'Türkiye AB üyesi olmak için ne gerekiyorsa yapmalı'
Maliye Bakanı Mehmet Şimşek, gittikçe artan oranda kadınların işgücüne katılmaya başladığını belirterek, ''Üniversite eğitimi gören kadınların yüzde 70'i işgücüne katılıyor'' dedi.
cumhuriyet.com.trŞimşek, Küresel Kadın Zirvesi kapsamında düzenlenen ''Türkiye'de İş Yapma'' konulu oturumda yaptığı konuşmada, Türkiye'de 6 günde şirket kurulabildiğini, Hindistan'da bu sürenin 29, Çin'de 38 gün olduğunu söyledi.
Dünyada likidite bolluğu bulunduğunu ifade eden Şimşek, ''Yapmamız gereken şey doğru ortamı yaratarak bu paranın akışını sağlamak'' dedi.
Son yıllarda kadın girişimcinin daha fazla teşvik edilebilmesi konusunda, kadınların sadece iş yapabilmeleri değil, politikada, ekonomide, her alanda daha aktif olabilmeleri konusunda çabalar bulunduğunu belirtti.

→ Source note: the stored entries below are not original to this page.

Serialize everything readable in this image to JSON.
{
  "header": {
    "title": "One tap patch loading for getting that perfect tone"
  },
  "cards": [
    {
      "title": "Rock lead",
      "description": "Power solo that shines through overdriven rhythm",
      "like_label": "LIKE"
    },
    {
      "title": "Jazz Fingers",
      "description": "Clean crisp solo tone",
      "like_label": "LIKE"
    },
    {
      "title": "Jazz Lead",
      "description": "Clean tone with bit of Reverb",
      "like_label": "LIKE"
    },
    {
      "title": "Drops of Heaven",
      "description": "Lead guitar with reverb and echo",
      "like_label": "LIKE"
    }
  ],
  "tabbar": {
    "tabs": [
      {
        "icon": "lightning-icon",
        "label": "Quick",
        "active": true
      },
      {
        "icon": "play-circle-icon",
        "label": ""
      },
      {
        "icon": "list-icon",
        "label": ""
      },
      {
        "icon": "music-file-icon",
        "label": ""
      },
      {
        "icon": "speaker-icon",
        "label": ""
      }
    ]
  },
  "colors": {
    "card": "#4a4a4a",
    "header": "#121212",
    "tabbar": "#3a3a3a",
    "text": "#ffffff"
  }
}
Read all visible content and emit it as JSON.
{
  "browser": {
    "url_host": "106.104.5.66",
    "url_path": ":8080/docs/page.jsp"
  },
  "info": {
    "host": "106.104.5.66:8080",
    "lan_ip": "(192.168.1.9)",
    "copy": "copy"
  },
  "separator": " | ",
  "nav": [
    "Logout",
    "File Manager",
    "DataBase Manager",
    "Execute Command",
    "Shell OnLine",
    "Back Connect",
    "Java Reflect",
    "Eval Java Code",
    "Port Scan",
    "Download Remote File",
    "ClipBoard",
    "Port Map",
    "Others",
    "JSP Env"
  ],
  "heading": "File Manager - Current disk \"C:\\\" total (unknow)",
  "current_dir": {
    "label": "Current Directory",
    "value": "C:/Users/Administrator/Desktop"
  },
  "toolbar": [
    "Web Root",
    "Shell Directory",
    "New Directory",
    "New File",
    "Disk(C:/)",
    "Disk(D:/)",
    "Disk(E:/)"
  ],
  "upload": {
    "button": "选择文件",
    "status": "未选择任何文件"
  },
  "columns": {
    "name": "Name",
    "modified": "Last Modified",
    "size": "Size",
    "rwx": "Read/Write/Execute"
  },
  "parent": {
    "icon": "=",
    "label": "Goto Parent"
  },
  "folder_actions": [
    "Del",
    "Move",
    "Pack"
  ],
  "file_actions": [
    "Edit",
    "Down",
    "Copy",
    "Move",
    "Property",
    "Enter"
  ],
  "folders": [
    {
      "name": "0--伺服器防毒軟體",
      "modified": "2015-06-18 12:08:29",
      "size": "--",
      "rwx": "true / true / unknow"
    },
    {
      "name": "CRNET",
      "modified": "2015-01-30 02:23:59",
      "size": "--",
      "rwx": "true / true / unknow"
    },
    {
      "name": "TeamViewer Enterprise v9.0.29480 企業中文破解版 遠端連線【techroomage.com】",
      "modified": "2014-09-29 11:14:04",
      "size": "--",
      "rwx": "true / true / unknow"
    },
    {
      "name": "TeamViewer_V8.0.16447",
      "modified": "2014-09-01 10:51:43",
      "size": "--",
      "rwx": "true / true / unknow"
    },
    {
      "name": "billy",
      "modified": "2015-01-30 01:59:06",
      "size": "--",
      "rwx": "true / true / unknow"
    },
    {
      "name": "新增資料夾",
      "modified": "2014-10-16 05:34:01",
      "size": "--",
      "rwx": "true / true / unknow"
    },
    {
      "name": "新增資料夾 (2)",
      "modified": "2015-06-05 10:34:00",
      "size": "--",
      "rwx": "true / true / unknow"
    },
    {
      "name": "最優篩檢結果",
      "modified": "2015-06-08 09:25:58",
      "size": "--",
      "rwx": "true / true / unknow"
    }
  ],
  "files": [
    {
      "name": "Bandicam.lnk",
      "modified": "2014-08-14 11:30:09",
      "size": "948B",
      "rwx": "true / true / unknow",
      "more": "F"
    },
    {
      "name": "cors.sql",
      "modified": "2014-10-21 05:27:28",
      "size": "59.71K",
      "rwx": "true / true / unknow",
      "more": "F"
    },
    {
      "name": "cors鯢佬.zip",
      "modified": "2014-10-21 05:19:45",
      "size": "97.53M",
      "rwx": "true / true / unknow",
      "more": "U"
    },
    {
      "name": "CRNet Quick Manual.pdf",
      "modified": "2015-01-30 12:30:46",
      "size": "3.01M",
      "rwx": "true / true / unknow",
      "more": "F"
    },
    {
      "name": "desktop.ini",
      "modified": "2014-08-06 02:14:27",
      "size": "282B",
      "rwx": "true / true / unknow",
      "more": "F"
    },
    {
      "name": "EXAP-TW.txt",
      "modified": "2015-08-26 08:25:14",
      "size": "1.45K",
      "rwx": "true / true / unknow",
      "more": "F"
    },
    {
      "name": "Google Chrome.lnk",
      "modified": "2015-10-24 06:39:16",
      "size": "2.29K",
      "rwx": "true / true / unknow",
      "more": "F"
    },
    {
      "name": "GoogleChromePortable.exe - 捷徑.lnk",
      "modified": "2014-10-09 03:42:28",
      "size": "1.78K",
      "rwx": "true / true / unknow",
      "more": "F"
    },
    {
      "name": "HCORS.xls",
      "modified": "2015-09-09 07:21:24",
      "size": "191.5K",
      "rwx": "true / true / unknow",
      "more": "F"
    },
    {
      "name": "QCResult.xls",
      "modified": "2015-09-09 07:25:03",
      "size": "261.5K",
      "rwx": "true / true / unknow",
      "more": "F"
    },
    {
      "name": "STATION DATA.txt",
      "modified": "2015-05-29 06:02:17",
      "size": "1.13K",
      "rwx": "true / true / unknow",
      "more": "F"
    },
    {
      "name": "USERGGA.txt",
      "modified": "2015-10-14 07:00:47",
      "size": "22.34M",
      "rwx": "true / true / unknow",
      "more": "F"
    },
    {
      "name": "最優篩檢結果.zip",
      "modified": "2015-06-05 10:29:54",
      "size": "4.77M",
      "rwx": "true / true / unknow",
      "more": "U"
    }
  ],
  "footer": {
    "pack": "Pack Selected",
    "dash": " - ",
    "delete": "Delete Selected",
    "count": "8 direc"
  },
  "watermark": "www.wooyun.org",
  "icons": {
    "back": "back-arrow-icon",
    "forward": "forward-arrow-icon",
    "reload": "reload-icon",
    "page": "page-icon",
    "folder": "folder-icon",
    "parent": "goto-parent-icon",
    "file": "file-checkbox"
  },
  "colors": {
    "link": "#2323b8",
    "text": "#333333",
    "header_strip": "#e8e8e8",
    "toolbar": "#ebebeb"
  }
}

İşverenlerin kadınları istihdam etmesini teşvik edici adımlar atıldığını anlatan Şimşek, ''Bizim ülkemizde işgücüne katılım kadınlar arasında oldukça düşük. Bunun sebebi eğitim'' diye konuştu. Gittikçe artan oranda kadınların işgücüne katılmaya başladığını da ifade eden Şimşek, üniversite eğitim gören kadınların yüzde 70'inin işgücüne katıldığını bildirdi.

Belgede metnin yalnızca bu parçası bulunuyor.